Will a stronger IPR metamorphose Indians into Inventors & Innovators?

It’s been almost one year since the song, ‘India needs a stronger IPR law and policy’ was first published after the grand Indian election of 2014. It has remained the number one song even in 2015 and there is no sign of its fading away in the near future. Till date there have been several versions of the song, ‘India needs a stronger IPR law and policy’. All the versions claim that a stronger IPR regime will benefit India in 3 possible ways:

  1. A stronger IPR law & policy will make India an attractive destination for investment.
  2. A stronger IPR law & policy will lead to greater R&D investment both by foreign as well Indian firms and therefore create more intellectual property in India.
  3. A stronger IPR law & policy will metamorphose Indians (people & firms) into inventors & innovators.

If benefits are so obvious then why hasn’t India adopted a stronger IPR law and policy? It would seem a win-win situation to everyone.

The obvious reason might be that India already has a stronger intellectual property regime. India has incorporated all the obligations under the TRIPS Agreement (Agreement on Trade Related Aspects of Intellectual Property Rights, 1994) that provides for global ‘minimum standards’ for every form of intellectual property. ‘Minimum standards’ should not be read as a weak IPR regime because for countries alien to these standards before 1994, they almost qualify as ‘maximum standards’.

Back to the benefits that India will supposedly gain by adopting a stronger IPR law and policy.

  1. A stronger IPR law & policy will make India an attractive destination for investment.

It’s true that an IP intensive firm investing in India would feel safe if they were sure that their IP would be protected in a time-bound legal system. In January 2005, India adopted all the mandatory IP norms under the TRIPS agreement but still there has been no surge of investments in India by IP intensive firms.

The problem, therefore, lies more in the enforcement of IP laws, which can be attributed to an extremely slow legal process and lack of understanding of IP nuances. The temporary injunction cases can easily last up to a couple of years and rarely do we find any finality to IP cases.

Imagine the horror of a technological firm protecting IP in an Indian court; by the time the temporary injunction is settled, the technology would become obsolete and useless in some cases. One solution often recommended is the establishment of fast track IP courts with specialized judges.

Therefore, the biggest problem is the absence of an effective and time-bound legal resolution. Delay in legal resolution results in an ineffective enforcement of IP rights. Unfortunately such delays are, however, a bigger Indian problem and not just limited to IP laws. If a stronger IPR law and policy could change India’s legal system then we should not wait another day to adopt them.

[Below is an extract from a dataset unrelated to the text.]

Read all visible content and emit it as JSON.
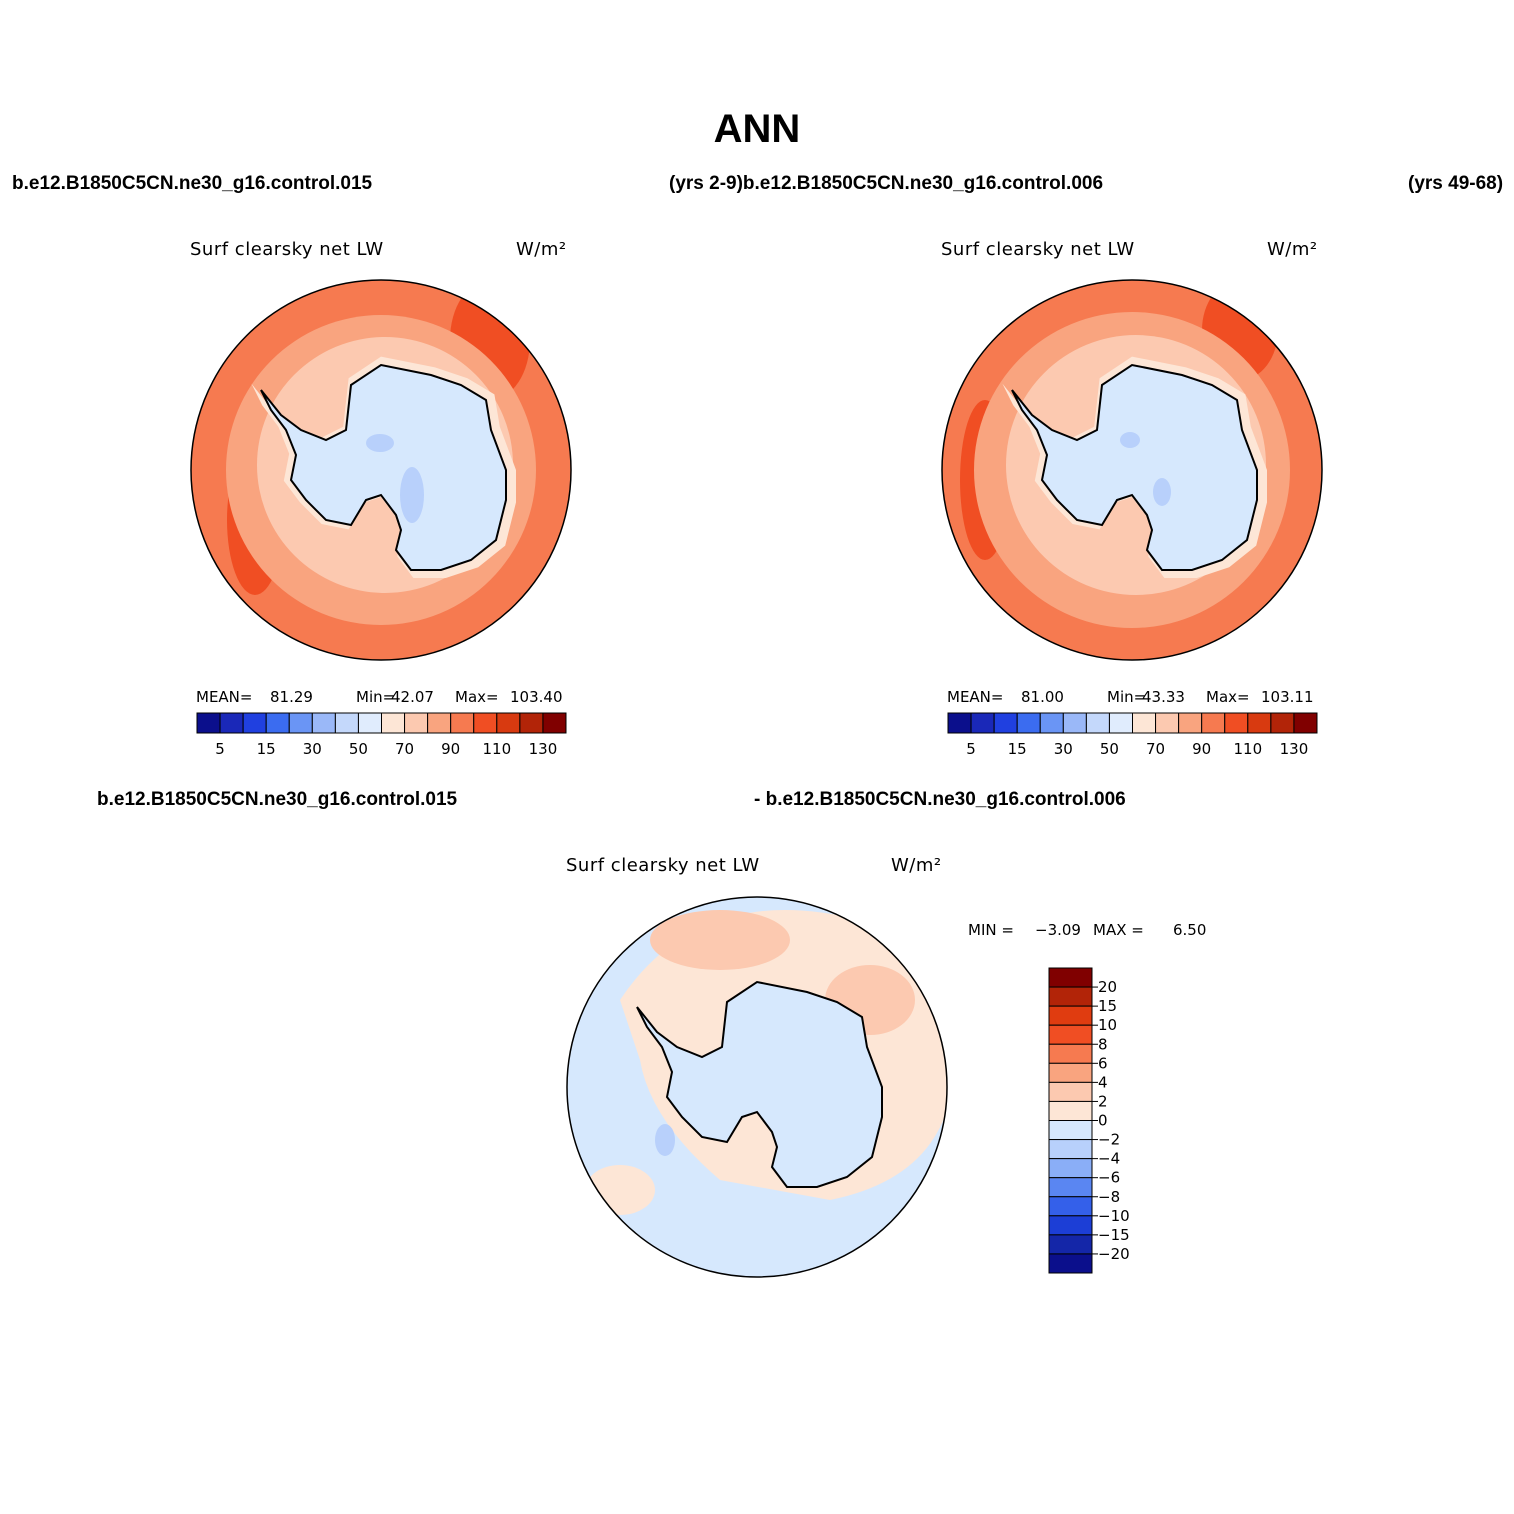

  1. A stronger IPR law & policy will lead to greater R&D investment by foreign and Indian firms and therefore create more intellectual property in India.

Again, if IP intensive firms feel safe that their legal rights are protected in a secured time, then even with the present IPR laws there should have been more IP investment in India since January 2005. However, the change did not see a surge in investment by IP intensive firms. What it did manage to do is lead to market and social problems and the resultant increase in number of IP litigation in India.

Absence of an efficient time-bound judicial system is one of the biggest issue for investors looking to invest in India. Uncertainty and long legal delays have never attracted investors. When you add bureaucratic red tape for getting approvals from the government, it certainly deters them further. And, finally the relationship based business practices confuse investors so much that they start looking at other countries in Asia. Therefore, it appears that a change in IPR law and policy will not cause any real change unless we address other challenges in India.

Additionally, a change in IPR law and policy will not result in any substantial increase in R&D by Indian firms either. Few big Indian firms have substantially raised their R&D expenditure in last decade but majority do not invest in R&D. This has more to do with the absence of spirit of inventiveness and capacity to take risk both at the level of the firm and the individual. The absence of spirit of inventiveness and capacity to take risk will explain that stronger IPR alone will not metamorphose Indians (people and firms) into inventors & innovators.

  1. A stronger IPR law & policy will metamorphose Indians into inventors & innovators.  

Mere change in the law will not metamorphose Indians (people & firms) into inventors or innovators. There is no doubt that Indians are creative and intelligent but we have failed in last seventy years to come up with a path breaking invention or innovation in the country. However, Indians have contributed significantly in inventions and innovations outside India. Have we ever wondered what is the reason that Indians become inventors and innovators outside India? Is it merely the presence of a stronger IPR law and policy?

No. It’s much more than just having stronger IPR law and policy. It has to do with the spirit of inventiveness and risk taking capacity of the individuals within the society. The spirit of inventiveness requires an education that promotes critical thinking and allows challenging the old norms. It can only spring in a society that has basic human right of free speech and expression. The basic human rights are quintessential for invention or innovation because they allow everyone to participate in an entrepreneurial activity and try a new idea.

Even after the existence of an inventive spirit and capacity to take risk, it is essential to have an ecosystem, which supports the transformation of ideas into finished products and services. And, this is not possible without proper state support and a system based on meritocracy rather than personal relationships and social status.